Along the same lines of cuts and burns is searching for mushrooms around dead trees. Sections of forest that have sustained damage from insects like beetles or from major storms can also trigger mushroom growth.
Look around specific tree species
Regionally, mushroom hunters often notice a relationship between certain tree species and morels. These associations can differ regionally, so taking some time to learn common trees that support morel growth in your area can help. When you find morels, take note of the tree species in the area and over time you might develop some observations of your own. Sycamores, yellow poplar, elm and ash trees are known as good species to focus on for mushroom hunting. In many areas of the country, elm and ash trees sustain major die offs from insects, which also produce disturbance.

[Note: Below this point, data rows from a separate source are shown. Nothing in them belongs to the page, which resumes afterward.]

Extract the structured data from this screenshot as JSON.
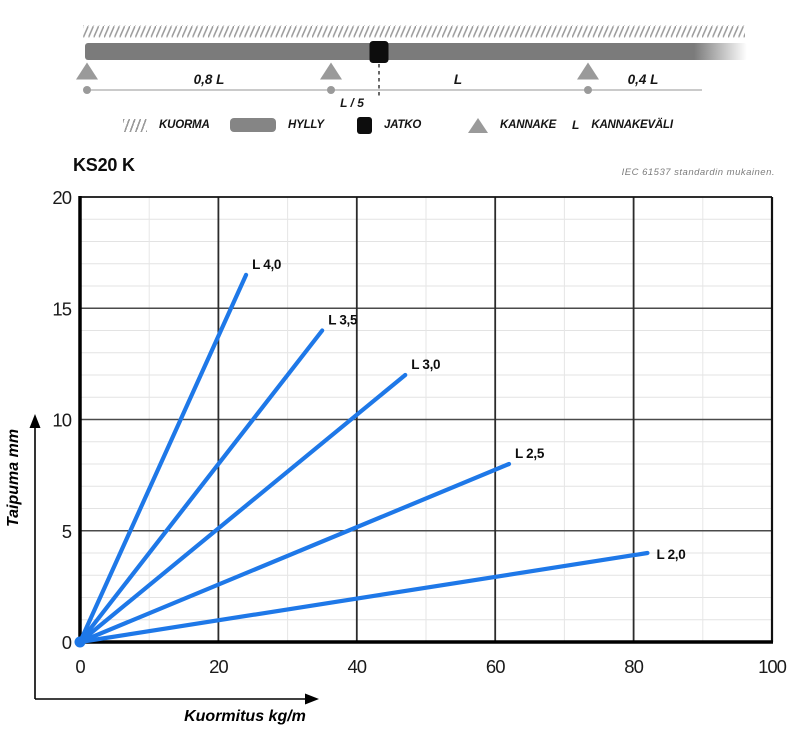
{
  "header": {
    "title": "KS20 K",
    "standard_note": "IEC 61537 standardin mukainen."
  },
  "diagram": {
    "labels": {
      "span_left": "0,8 L",
      "splice_offset": "L / 5",
      "span_mid": "L",
      "span_right": "0,4 L"
    }
  },
  "legend": {
    "items": [
      {
        "label": "KUORMA"
      },
      {
        "label": "HYLLY"
      },
      {
        "label": "JATKO"
      },
      {
        "label": "KANNAKE"
      },
      {
        "symbol": "L",
        "label": "KANNAKEVÄLI"
      }
    ]
  },
  "chart_data": {
    "type": "line",
    "title": "KS20 K",
    "xlabel": "Kuormitus kg/m",
    "ylabel": "Taipuma mm",
    "xlim": [
      0,
      100
    ],
    "ylim": [
      0,
      20
    ],
    "x_ticks": [
      0,
      20,
      40,
      60,
      80,
      100
    ],
    "y_ticks": [
      0,
      5,
      10,
      15,
      20
    ],
    "x_minor_step": 10,
    "y_minor_step": 1,
    "grid": true,
    "legend_position": "inline-end-of-line",
    "line_color": "#1e78e8",
    "series": [
      {
        "name": "L 4,0",
        "points": [
          [
            0,
            0
          ],
          [
            24,
            16.5
          ]
        ]
      },
      {
        "name": "L 3,5",
        "points": [
          [
            0,
            0
          ],
          [
            35,
            14
          ]
        ]
      },
      {
        "name": "L 3,0",
        "points": [
          [
            0,
            0
          ],
          [
            47,
            12
          ]
        ]
      },
      {
        "name": "L 2,5",
        "points": [
          [
            0,
            0
          ],
          [
            62,
            8
          ]
        ]
      },
      {
        "name": "L 2,0",
        "points": [
          [
            0,
            0
          ],
          [
            82,
            4
          ]
        ]
      }
    ]
  }
}
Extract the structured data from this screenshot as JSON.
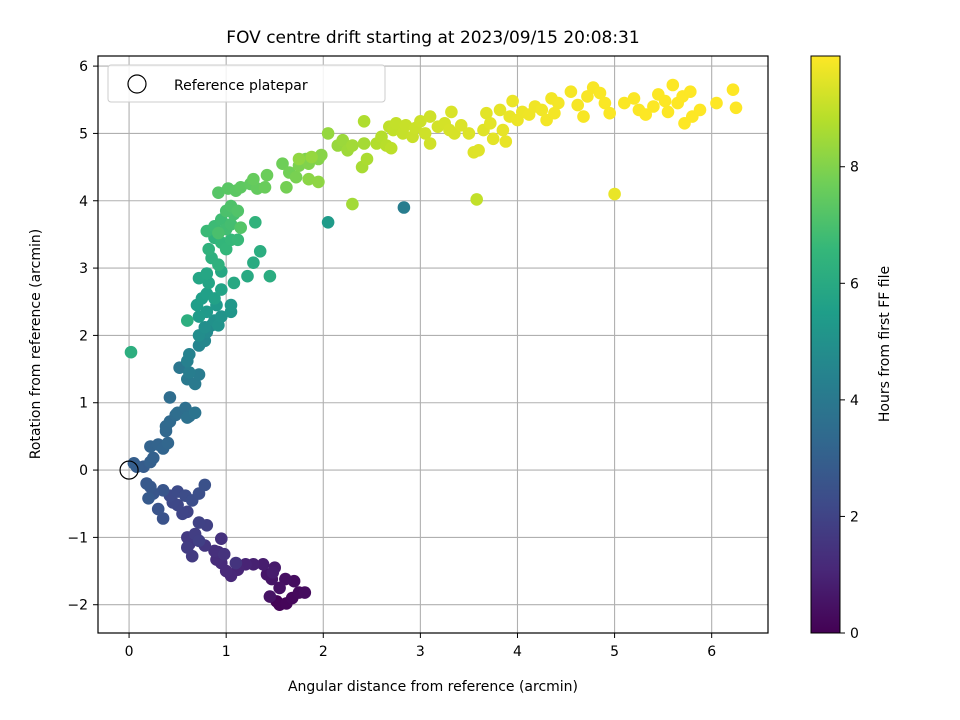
{
  "chart_data": {
    "type": "scatter",
    "title": "FOV centre drift starting at 2023/09/15 20:08:31",
    "xlabel": "Angular distance from reference (arcmin)",
    "ylabel": "Rotation from reference (arcmin)",
    "xlim": [
      -0.32,
      6.58
    ],
    "ylim": [
      -2.42,
      6.15
    ],
    "xticks": [
      0,
      1,
      2,
      3,
      4,
      5,
      6
    ],
    "xtick_labels": [
      "0",
      "1",
      "2",
      "3",
      "4",
      "5",
      "6"
    ],
    "yticks": [
      -2,
      -1,
      0,
      1,
      2,
      3,
      4,
      5,
      6
    ],
    "ytick_labels": [
      "−2",
      "−1",
      "0",
      "1",
      "2",
      "3",
      "4",
      "5",
      "6"
    ],
    "grid": true,
    "legend": {
      "placement": "top-left",
      "entries": [
        "Reference platepar"
      ]
    },
    "reference_point": {
      "x": 0,
      "y": 0,
      "marker": "open-circle"
    },
    "colorbar": {
      "label": "Hours from first FF file",
      "colormap": "viridis",
      "range": [
        0,
        9.9
      ],
      "ticks": [
        0,
        2,
        4,
        6,
        8
      ],
      "tick_labels": [
        "0",
        "2",
        "4",
        "6",
        "8"
      ]
    },
    "series": [
      {
        "points": [
          [
            1.52,
            -1.95,
            0.05
          ],
          [
            1.55,
            -2.0,
            0.1
          ],
          [
            1.62,
            -1.98,
            0.15
          ],
          [
            1.68,
            -1.9,
            0.2
          ],
          [
            1.75,
            -1.82,
            0.25
          ],
          [
            1.81,
            -1.82,
            0.3
          ],
          [
            1.7,
            -1.65,
            0.35
          ],
          [
            1.61,
            -1.62,
            0.4
          ],
          [
            1.55,
            -1.75,
            0.45
          ],
          [
            1.45,
            -1.88,
            0.5
          ],
          [
            1.47,
            -1.62,
            0.55
          ],
          [
            1.42,
            -1.55,
            0.6
          ],
          [
            1.5,
            -1.45,
            0.7
          ],
          [
            1.48,
            -1.52,
            0.75
          ],
          [
            1.38,
            -1.4,
            0.8
          ],
          [
            1.28,
            -1.4,
            0.9
          ],
          [
            1.2,
            -1.4,
            1.0
          ],
          [
            1.12,
            -1.48,
            1.05
          ],
          [
            1.05,
            -1.57,
            1.1
          ],
          [
            1.0,
            -1.5,
            1.15
          ],
          [
            0.95,
            -1.38,
            1.2
          ],
          [
            0.9,
            -1.33,
            1.25
          ],
          [
            0.92,
            -1.22,
            1.3
          ],
          [
            0.88,
            -1.2,
            1.35
          ],
          [
            0.95,
            -1.02,
            1.4
          ],
          [
            0.98,
            -1.25,
            1.45
          ],
          [
            1.1,
            -1.38,
            1.5
          ],
          [
            0.78,
            -1.12,
            1.55
          ],
          [
            0.62,
            -1.1,
            1.6
          ],
          [
            0.6,
            -1.0,
            1.65
          ],
          [
            0.65,
            -1.28,
            1.7
          ],
          [
            0.6,
            -1.15,
            1.75
          ],
          [
            0.68,
            -0.95,
            1.8
          ],
          [
            0.72,
            -1.05,
            1.85
          ],
          [
            0.8,
            -0.82,
            1.9
          ],
          [
            0.72,
            -0.78,
            1.95
          ],
          [
            0.6,
            -0.62,
            2.0
          ],
          [
            0.55,
            -0.65,
            2.05
          ],
          [
            0.5,
            -0.52,
            2.1
          ],
          [
            0.45,
            -0.48,
            2.15
          ],
          [
            0.42,
            -0.38,
            2.2
          ],
          [
            0.5,
            -0.32,
            2.25
          ],
          [
            0.58,
            -0.38,
            2.3
          ],
          [
            0.65,
            -0.45,
            2.35
          ],
          [
            0.72,
            -0.35,
            2.4
          ],
          [
            0.78,
            -0.22,
            2.45
          ],
          [
            0.35,
            -0.72,
            2.5
          ],
          [
            0.3,
            -0.58,
            2.55
          ],
          [
            0.35,
            -0.3,
            2.6
          ],
          [
            0.25,
            -0.35,
            2.65
          ],
          [
            0.22,
            -0.25,
            2.7
          ],
          [
            0.18,
            -0.2,
            2.75
          ],
          [
            0.2,
            -0.42,
            2.8
          ],
          [
            0.15,
            0.05,
            2.85
          ],
          [
            0.08,
            0.05,
            2.9
          ],
          [
            0.05,
            0.1,
            2.95
          ],
          [
            0.22,
            0.12,
            3.0
          ],
          [
            0.25,
            0.18,
            3.05
          ],
          [
            0.22,
            0.35,
            3.1
          ],
          [
            0.3,
            0.38,
            3.15
          ],
          [
            0.35,
            0.32,
            3.2
          ],
          [
            0.4,
            0.4,
            3.25
          ],
          [
            0.38,
            0.58,
            3.3
          ],
          [
            0.38,
            0.65,
            3.35
          ],
          [
            0.42,
            0.72,
            3.4
          ],
          [
            0.48,
            0.82,
            3.45
          ],
          [
            0.42,
            1.08,
            3.5
          ],
          [
            0.5,
            0.85,
            3.55
          ],
          [
            0.58,
            0.92,
            3.6
          ],
          [
            0.62,
            0.8,
            3.65
          ],
          [
            0.6,
            0.78,
            3.7
          ],
          [
            0.68,
            0.85,
            3.8
          ],
          [
            0.52,
            1.52,
            3.9
          ],
          [
            0.6,
            1.35,
            4.0
          ],
          [
            0.68,
            1.28,
            4.05
          ],
          [
            0.72,
            1.42,
            4.1
          ],
          [
            0.62,
            1.45,
            4.2
          ],
          [
            0.6,
            1.62,
            4.3
          ],
          [
            0.62,
            1.72,
            4.4
          ],
          [
            0.72,
            1.85,
            4.5
          ],
          [
            0.78,
            1.92,
            4.6
          ],
          [
            0.8,
            2.05,
            4.7
          ],
          [
            0.85,
            2.15,
            4.8
          ],
          [
            0.72,
            2.0,
            4.85
          ],
          [
            0.78,
            2.12,
            4.9
          ],
          [
            0.88,
            2.22,
            5.0
          ],
          [
            0.92,
            2.15,
            5.05
          ],
          [
            0.95,
            2.28,
            5.1
          ],
          [
            1.05,
            2.35,
            5.2
          ],
          [
            1.05,
            2.45,
            5.25
          ],
          [
            0.9,
            2.45,
            5.3
          ],
          [
            0.8,
            2.35,
            5.35
          ],
          [
            0.72,
            2.28,
            5.4
          ],
          [
            0.7,
            2.45,
            5.5
          ],
          [
            0.75,
            2.55,
            5.55
          ],
          [
            0.8,
            2.62,
            5.6
          ],
          [
            0.88,
            2.55,
            5.65
          ],
          [
            0.95,
            2.68,
            5.7
          ],
          [
            0.82,
            2.78,
            5.75
          ],
          [
            0.72,
            2.85,
            5.8
          ],
          [
            0.8,
            2.92,
            5.85
          ],
          [
            0.95,
            2.95,
            5.9
          ],
          [
            1.08,
            2.78,
            5.95
          ],
          [
            1.22,
            2.88,
            6.0
          ],
          [
            1.28,
            3.08,
            6.05
          ],
          [
            1.45,
            2.88,
            6.1
          ],
          [
            1.35,
            3.25,
            6.15
          ],
          [
            0.6,
            2.22,
            6.2
          ],
          [
            0.02,
            1.75,
            6.2
          ],
          [
            0.85,
            3.15,
            6.25
          ],
          [
            0.92,
            3.05,
            6.3
          ],
          [
            0.82,
            3.28,
            6.35
          ],
          [
            0.88,
            3.45,
            6.4
          ],
          [
            0.95,
            3.38,
            6.5
          ],
          [
            1.0,
            3.28,
            6.55
          ],
          [
            1.05,
            3.42,
            6.6
          ],
          [
            1.12,
            3.42,
            6.65
          ],
          [
            0.8,
            3.55,
            6.7
          ],
          [
            0.88,
            3.62,
            6.75
          ],
          [
            0.95,
            3.72,
            6.8
          ],
          [
            1.0,
            3.58,
            6.85
          ],
          [
            1.05,
            3.65,
            6.9
          ],
          [
            1.08,
            3.8,
            6.95
          ],
          [
            0.92,
            3.52,
            7.0
          ],
          [
            1.0,
            3.85,
            7.05
          ],
          [
            1.05,
            3.92,
            7.1
          ],
          [
            1.12,
            3.85,
            7.15
          ],
          [
            2.05,
            3.68,
            5.4
          ],
          [
            1.3,
            3.68,
            6.4
          ],
          [
            2.83,
            3.9,
            4.2
          ],
          [
            1.15,
            3.6,
            7.2
          ],
          [
            0.92,
            4.12,
            7.25
          ],
          [
            1.02,
            4.18,
            7.3
          ],
          [
            1.1,
            4.15,
            7.35
          ],
          [
            1.15,
            4.2,
            7.4
          ],
          [
            1.25,
            4.25,
            7.45
          ],
          [
            1.32,
            4.18,
            7.5
          ],
          [
            1.28,
            4.32,
            7.55
          ],
          [
            1.4,
            4.2,
            7.6
          ],
          [
            1.42,
            4.38,
            7.65
          ],
          [
            1.58,
            4.55,
            7.7
          ],
          [
            1.65,
            4.42,
            7.75
          ],
          [
            1.62,
            4.2,
            7.8
          ],
          [
            1.72,
            4.35,
            7.85
          ],
          [
            1.75,
            4.52,
            7.9
          ],
          [
            1.82,
            4.62,
            7.95
          ],
          [
            1.85,
            4.55,
            8.0
          ],
          [
            1.95,
            4.62,
            8.05
          ],
          [
            1.98,
            4.68,
            8.1
          ],
          [
            1.85,
            4.32,
            8.15
          ],
          [
            1.95,
            4.28,
            8.2
          ],
          [
            1.75,
            4.62,
            8.25
          ],
          [
            1.88,
            4.65,
            8.3
          ],
          [
            2.05,
            5.0,
            8.3
          ],
          [
            2.15,
            4.82,
            8.35
          ],
          [
            2.2,
            4.9,
            8.4
          ],
          [
            2.25,
            4.75,
            8.45
          ],
          [
            2.3,
            4.82,
            8.5
          ],
          [
            2.42,
            4.85,
            8.55
          ],
          [
            2.4,
            4.5,
            8.6
          ],
          [
            2.45,
            4.62,
            8.65
          ],
          [
            2.3,
            3.95,
            8.5
          ],
          [
            2.42,
            5.18,
            8.7
          ],
          [
            2.55,
            4.85,
            8.75
          ],
          [
            2.6,
            4.95,
            8.8
          ],
          [
            2.65,
            4.82,
            8.85
          ],
          [
            2.7,
            4.78,
            8.9
          ],
          [
            2.68,
            5.1,
            8.95
          ],
          [
            2.72,
            5.05,
            9.0
          ],
          [
            2.75,
            5.15,
            9.02
          ],
          [
            2.82,
            5.0,
            9.05
          ],
          [
            2.85,
            5.12,
            9.08
          ],
          [
            2.92,
            4.95,
            9.1
          ],
          [
            2.95,
            5.08,
            9.12
          ],
          [
            3.0,
            5.18,
            9.15
          ],
          [
            3.05,
            5.0,
            9.18
          ],
          [
            3.1,
            5.25,
            9.2
          ],
          [
            3.1,
            4.85,
            9.22
          ],
          [
            3.18,
            5.1,
            9.25
          ],
          [
            3.25,
            5.15,
            9.28
          ],
          [
            3.3,
            5.05,
            9.3
          ],
          [
            3.35,
            5.0,
            9.32
          ],
          [
            3.32,
            5.32,
            9.35
          ],
          [
            3.42,
            5.12,
            9.38
          ],
          [
            3.5,
            5.0,
            9.4
          ],
          [
            3.55,
            4.72,
            9.42
          ],
          [
            3.6,
            4.75,
            9.44
          ],
          [
            3.58,
            4.02,
            9.0
          ],
          [
            3.65,
            5.05,
            9.46
          ],
          [
            3.68,
            5.3,
            9.48
          ],
          [
            3.72,
            5.15,
            9.5
          ],
          [
            3.75,
            4.92,
            9.52
          ],
          [
            3.82,
            5.35,
            9.54
          ],
          [
            3.85,
            5.05,
            9.56
          ],
          [
            3.88,
            4.88,
            9.58
          ],
          [
            3.92,
            5.25,
            9.6
          ],
          [
            3.95,
            5.48,
            9.62
          ],
          [
            4.0,
            5.2,
            9.64
          ],
          [
            4.05,
            5.32,
            9.66
          ],
          [
            4.12,
            5.28,
            9.68
          ],
          [
            4.18,
            5.4,
            9.7
          ],
          [
            4.25,
            5.35,
            9.72
          ],
          [
            4.3,
            5.2,
            9.74
          ],
          [
            4.35,
            5.52,
            9.75
          ],
          [
            4.38,
            5.3,
            9.76
          ],
          [
            4.42,
            5.45,
            9.77
          ],
          [
            4.55,
            5.62,
            9.78
          ],
          [
            4.62,
            5.42,
            9.8
          ],
          [
            4.68,
            5.25,
            9.81
          ],
          [
            4.72,
            5.55,
            9.82
          ],
          [
            4.78,
            5.68,
            9.83
          ],
          [
            4.85,
            5.6,
            9.84
          ],
          [
            4.9,
            5.45,
            9.85
          ],
          [
            4.95,
            5.3,
            9.86
          ],
          [
            5.0,
            4.1,
            9.6
          ],
          [
            5.1,
            5.45,
            9.86
          ],
          [
            5.2,
            5.52,
            9.87
          ],
          [
            5.25,
            5.35,
            9.87
          ],
          [
            5.32,
            5.28,
            9.88
          ],
          [
            5.4,
            5.4,
            9.88
          ],
          [
            5.45,
            5.58,
            9.88
          ],
          [
            5.52,
            5.48,
            9.89
          ],
          [
            5.55,
            5.32,
            9.89
          ],
          [
            5.6,
            5.72,
            9.89
          ],
          [
            5.65,
            5.45,
            9.9
          ],
          [
            5.7,
            5.55,
            9.9
          ],
          [
            5.72,
            5.15,
            9.9
          ],
          [
            5.78,
            5.62,
            9.9
          ],
          [
            5.8,
            5.25,
            9.9
          ],
          [
            5.88,
            5.35,
            9.9
          ],
          [
            6.05,
            5.45,
            9.9
          ],
          [
            6.22,
            5.65,
            9.9
          ],
          [
            6.25,
            5.38,
            9.9
          ]
        ]
      }
    ]
  }
}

A well-known place to search for morels in is old apple orchards or places where apple trees have been removed. Overgrown old orchards at homesteads can produce lots of mushrooms!
Go at the right time
Peak morel season differs from place to place. You’ll want optimal soil temperature (between 50 and 60 degrees) and moisture for morels to pop. If a good looking spot is devoid of mushrooms, come back the next week and check again in case conditions weren’t quite right yet.
Aspect and soil type
In a given area, morels will commonly emerge on south-facing slopes first. As the season progresses and the shadier sides of hills warm up, you’ll be able to find them on those slopes. Morels thrive in sandy soil, especially sandy soil that has undergone disturbance. A great place to look is islands or river bottoms that frequently flood with nutrients and water.
Finding morels is a competitive, fun activity that just about anyone can try. Use these tips to help focus in on areas where you will have a higher likelihood of finding these mushrooms! When harvesting mushrooms, there are a few things to keep in mind. False morels can make you sick. They look like morels but are not hollow inside like true morel mushrooms are. If you’re picking morels, leave part of the mushroom in the ground and pinch off the edible part with your finger. Some mushroom hunters carry their harvest in a mesh bag to allow the spores to disperse throughout the woods. Everyone has their favorite morel recipes, so a good Google deep dive will provide tons of inspiration for the best part of mushroom hunting: mushroom eating!